Thursday, June 14, 2018

What's the difference between these 2 TCP streams?

Hello fellow packet sleuths;

I am in a predicament writing firewall software that's supposed to middleman an HTTP connection.

Here is the TCP stream of the non-middleman'd connection: https://i.imgur.com/slD6Ke2.png

Here is the TCP stream of the middleman'd connection: https://i.imgur.com/33rDBJo.png

My problem begins once an HTTP request is made across more then 1 packet. Once a request is split across 2 or more packets it never seems to get recreated on the initiating side properly.

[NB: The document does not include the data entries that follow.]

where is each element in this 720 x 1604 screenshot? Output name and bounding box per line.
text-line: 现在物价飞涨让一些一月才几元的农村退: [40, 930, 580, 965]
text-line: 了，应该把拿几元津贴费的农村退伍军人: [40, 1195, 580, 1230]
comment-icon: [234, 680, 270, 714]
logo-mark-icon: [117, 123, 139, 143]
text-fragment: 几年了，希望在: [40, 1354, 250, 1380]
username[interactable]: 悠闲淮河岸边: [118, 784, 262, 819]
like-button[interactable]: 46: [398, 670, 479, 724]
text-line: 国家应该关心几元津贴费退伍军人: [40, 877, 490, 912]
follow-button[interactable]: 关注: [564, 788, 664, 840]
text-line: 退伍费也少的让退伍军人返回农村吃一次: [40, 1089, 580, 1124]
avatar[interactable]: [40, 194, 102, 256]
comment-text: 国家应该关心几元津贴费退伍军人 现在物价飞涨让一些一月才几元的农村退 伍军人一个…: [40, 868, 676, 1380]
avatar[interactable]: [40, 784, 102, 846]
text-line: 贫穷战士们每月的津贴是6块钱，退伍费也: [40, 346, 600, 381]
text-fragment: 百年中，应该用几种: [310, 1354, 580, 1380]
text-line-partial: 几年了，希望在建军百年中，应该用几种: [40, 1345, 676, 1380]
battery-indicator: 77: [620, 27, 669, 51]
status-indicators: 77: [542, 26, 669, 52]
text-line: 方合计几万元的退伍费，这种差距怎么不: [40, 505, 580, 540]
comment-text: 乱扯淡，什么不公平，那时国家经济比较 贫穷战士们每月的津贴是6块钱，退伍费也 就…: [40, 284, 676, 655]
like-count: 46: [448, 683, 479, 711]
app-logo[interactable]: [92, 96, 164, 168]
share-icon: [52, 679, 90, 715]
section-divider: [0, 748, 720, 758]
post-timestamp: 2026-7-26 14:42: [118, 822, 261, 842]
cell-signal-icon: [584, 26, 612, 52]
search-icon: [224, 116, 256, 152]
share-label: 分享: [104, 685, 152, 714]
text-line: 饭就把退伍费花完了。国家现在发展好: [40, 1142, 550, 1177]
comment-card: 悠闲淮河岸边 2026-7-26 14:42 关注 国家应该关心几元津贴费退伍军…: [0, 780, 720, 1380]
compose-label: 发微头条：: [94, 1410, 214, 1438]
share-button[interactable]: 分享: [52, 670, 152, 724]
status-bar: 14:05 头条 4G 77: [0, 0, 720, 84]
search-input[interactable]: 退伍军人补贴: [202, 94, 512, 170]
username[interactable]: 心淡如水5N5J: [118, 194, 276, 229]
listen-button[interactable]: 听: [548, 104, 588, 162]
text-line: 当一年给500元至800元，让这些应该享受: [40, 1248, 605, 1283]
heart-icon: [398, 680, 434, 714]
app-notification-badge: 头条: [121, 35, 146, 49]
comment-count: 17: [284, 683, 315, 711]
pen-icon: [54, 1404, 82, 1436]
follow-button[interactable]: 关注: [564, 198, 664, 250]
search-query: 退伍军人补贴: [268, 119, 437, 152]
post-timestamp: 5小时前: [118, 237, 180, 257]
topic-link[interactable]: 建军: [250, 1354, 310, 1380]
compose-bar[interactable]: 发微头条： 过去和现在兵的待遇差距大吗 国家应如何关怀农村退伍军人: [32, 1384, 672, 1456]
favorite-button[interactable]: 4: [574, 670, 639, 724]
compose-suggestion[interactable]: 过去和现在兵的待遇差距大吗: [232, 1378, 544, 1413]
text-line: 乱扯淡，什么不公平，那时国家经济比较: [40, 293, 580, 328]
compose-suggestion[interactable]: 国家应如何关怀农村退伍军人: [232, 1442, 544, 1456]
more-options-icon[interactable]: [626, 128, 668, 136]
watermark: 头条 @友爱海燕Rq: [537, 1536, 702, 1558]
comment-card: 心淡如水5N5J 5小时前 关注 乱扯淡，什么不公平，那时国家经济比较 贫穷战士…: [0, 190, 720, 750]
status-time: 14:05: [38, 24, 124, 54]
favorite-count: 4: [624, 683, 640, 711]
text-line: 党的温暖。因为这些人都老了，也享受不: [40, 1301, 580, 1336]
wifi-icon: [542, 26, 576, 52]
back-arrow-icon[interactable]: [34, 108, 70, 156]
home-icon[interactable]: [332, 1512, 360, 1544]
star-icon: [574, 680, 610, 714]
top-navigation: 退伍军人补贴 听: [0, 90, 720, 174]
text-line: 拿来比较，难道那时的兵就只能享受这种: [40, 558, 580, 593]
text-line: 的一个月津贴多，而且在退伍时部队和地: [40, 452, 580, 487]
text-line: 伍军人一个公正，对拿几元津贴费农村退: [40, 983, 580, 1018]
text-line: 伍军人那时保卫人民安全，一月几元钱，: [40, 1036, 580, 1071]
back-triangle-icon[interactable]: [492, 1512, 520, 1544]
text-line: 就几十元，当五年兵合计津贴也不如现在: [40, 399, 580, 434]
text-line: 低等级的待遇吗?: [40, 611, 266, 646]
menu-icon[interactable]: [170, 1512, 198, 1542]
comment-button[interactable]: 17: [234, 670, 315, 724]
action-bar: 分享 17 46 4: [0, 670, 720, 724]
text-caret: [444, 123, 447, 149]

The unexpected behavior begins after the 404 page is sent back. Instead of acknowledging receipt and terminating the connection, the client sends a "TCP Spurious Retransmission" of supposedly non-acknowledged data.

The data that is retransmitted is equal to the 2nd packets length offset from the start of the request. Meaning for some reason the client thinks only the first couple hundred bytes have been received, and re-transmits the 1460 it thinks is missing from the end of the request.

So if packet 67 has an HTTP payload length of 400 bytes, the retransmit will contain information starting from payload byte 400 in packet 66 and go all the way up through information sent in packet 67, totaling 1460 bytes.

What can be causing this re transmit of already acknowledged information? Why doesn't the middleman'd connection acknowledge receipt and terminate the connection like the non-middleman'd one?

I've spent too many hours banging my head on this, any assistance would be greatly appreciated.